最も可能性が高いのは、15%、20%のインフレが10年以上続くような状況

ーー日本の破綻シナリオには極端にはハイパーインフレなどがありますが、どのようなシナリオが最も高いと予想されますか。

最も可能性が高いのは、15%、20%のインフレが10年以上続くような状況ですね。

現在でいえばトルコでしょうか。

1米ドルが300円、400円、500円、1,000円に達する未来が徐々に現実のものとなりつつあるような状況です。

ーー経済や財政を考慮して、移住にあたっておすすめの国はありますか。

回答が難しいですが、財政だけで言えば資源が取れる国は安心でしょう。

最悪、お金がなくなっても資源が取れますからね。

他のことを抜きにすれば、オーストラリアは資源もあり、地政学的にも安定しています。

どんなことがあっても売らない分のビットコインを保有しておくべき

ーー読者ができる対策としては、ビットコインをセルフカストディで管理し、ある程度海外にも住めるように備えておくことでしょうか。

そうですね。

伝えておきたいのは、投資ではなくリスクヘッジとして常に一定のビットコインを確保しておくことが重要であるという点です。
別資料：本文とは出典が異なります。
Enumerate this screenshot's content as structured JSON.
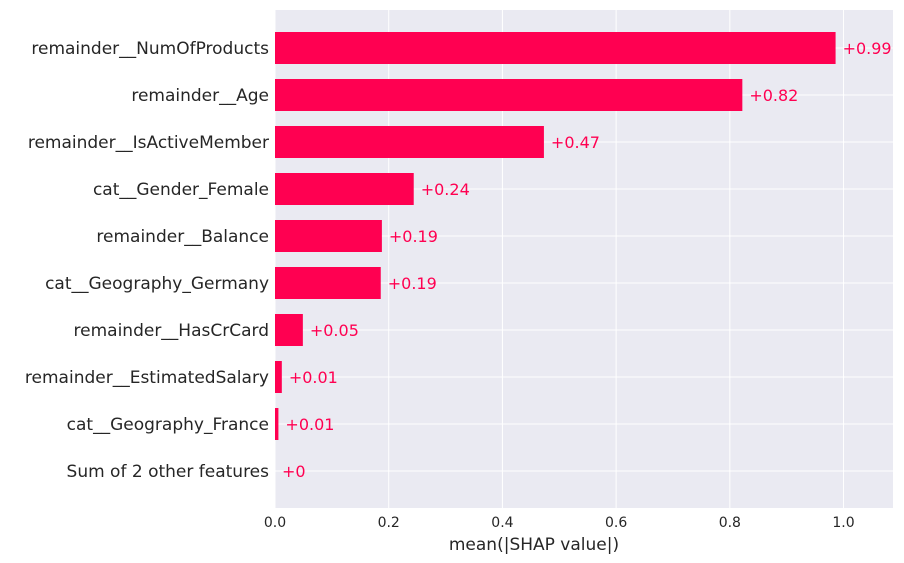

投資対象としてのビットコインというのも悪くはないと思いますが、絶対に売らないビットコインの枠を設けておくことが大事だと思います。

私は2014年前後のビットコインが3万円程度の時から、どんなことがあっても売らない分のビットコインを保有しておくべきだと主張していました。

そういう意味で、例えば今なら1BTCは最低限保有し、セルフカストディで管理するというのは悪くない備えだと思います。